Li et al. used apatinib in a third‐line setting for patients with metastatic gastric cancer at a dose of 850 mg once daily or 425 mg twice daily.17 The incidence of hypertension, proteinuria, and hand‐foot syndrome was 40.43%, 27.66%, and 25.53% in the 850 mg once daily and 39.13%, 34.78%, and 45.65% in the 425 mg twice‐daily groups, respectively. Grade 3 to 4 hand‐foot syndrome and hypertension occurred in more than 10% of patients. Hu et al. recommend a dose of apatinib 500 mg/day rather than 750 mg/day for pretreated patients with metastatic triple‐negative breast cancer, because of the toxicity associated with the higher dose.21 At a dosage of 500 mg/day, the incidence of hypertension, proteinuria, and hand‐foot syndrome was 64.4%, 52.6%, and 49.2%, respectively. The AEs observed in our patient sample included hypertension, proteinuria, and hand‐foot syndrome. We observed more mild to moderate AEs at a dose of 250 mg compared to the 500 mg used by Song et al.20 Zeng et al. reported results of four advanced lung adenocarcinoma patients with KRAS mutations treated with apatinib at a dose of 250 mg/d.22 Only one patient showed grade 1 hoarseness and hemoptysis. Our results indicate that 250 mg/d might be an optional dosage in advanced NSCLC patients. However, further large‐scale clinical trials are needed to verify the most suitable dosage of apatinib.
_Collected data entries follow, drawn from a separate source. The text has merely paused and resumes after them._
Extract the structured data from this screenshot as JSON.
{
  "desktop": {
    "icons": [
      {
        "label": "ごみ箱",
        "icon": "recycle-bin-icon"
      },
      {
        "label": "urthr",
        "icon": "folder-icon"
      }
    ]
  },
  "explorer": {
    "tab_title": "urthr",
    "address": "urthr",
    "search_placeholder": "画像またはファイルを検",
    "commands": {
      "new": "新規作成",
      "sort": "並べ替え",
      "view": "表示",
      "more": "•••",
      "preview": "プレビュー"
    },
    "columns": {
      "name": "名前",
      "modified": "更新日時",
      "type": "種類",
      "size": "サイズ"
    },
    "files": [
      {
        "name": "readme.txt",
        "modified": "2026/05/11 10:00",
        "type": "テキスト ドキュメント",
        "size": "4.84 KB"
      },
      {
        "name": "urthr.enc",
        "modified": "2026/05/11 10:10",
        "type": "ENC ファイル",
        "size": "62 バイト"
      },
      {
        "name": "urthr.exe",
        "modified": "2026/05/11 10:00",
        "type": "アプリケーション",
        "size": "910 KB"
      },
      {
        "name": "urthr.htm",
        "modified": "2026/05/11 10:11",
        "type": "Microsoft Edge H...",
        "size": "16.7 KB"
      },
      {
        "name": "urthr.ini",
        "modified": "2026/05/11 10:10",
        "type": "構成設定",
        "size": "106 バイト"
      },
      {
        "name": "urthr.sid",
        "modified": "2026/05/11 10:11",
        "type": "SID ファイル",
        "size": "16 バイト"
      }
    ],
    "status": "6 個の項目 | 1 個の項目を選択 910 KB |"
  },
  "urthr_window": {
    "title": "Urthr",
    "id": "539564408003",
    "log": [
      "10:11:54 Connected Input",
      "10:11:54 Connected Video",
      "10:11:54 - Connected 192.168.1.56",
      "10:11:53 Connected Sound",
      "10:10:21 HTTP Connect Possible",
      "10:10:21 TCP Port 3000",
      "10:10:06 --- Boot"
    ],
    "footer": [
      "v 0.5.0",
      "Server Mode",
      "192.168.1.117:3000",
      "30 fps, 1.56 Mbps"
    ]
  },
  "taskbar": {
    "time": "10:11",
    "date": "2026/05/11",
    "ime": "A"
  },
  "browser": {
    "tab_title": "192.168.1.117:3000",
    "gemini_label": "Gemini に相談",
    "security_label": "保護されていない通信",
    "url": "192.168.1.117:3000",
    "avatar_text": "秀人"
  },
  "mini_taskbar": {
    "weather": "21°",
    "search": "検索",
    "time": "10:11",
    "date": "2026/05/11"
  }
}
The major limitations of the present study are its small sample size and its retrospective nature. In addition, we observed cavities in the tumor after the administration of apatinib in three patients. As there are currently no evaluation criteria for tumor cavities, we evaluated the tumor diameter ignoring the cavity. During anti‐angiogenesis therapy, patients with advanced lung cancer commonly developed cavitation in their lung lesions.23 A cavernous tumor response could be assessed by volume assessment for target lesions or fluorodeoxyglucose metabolism.24, 25 We expect that evaluation criteria for tumor cavities is forthcoming. Although the dose of 250 mg apatinib in a second‐line setting adopted in this study is not widely recommended, the safety and efficacy observed were promising.

Based on our results, it will be interesting to view further research of apatinib combined with chemotherapy in a first‐line setting for advanced NSCLC.

Disclosure

No authors report any conflict of interest.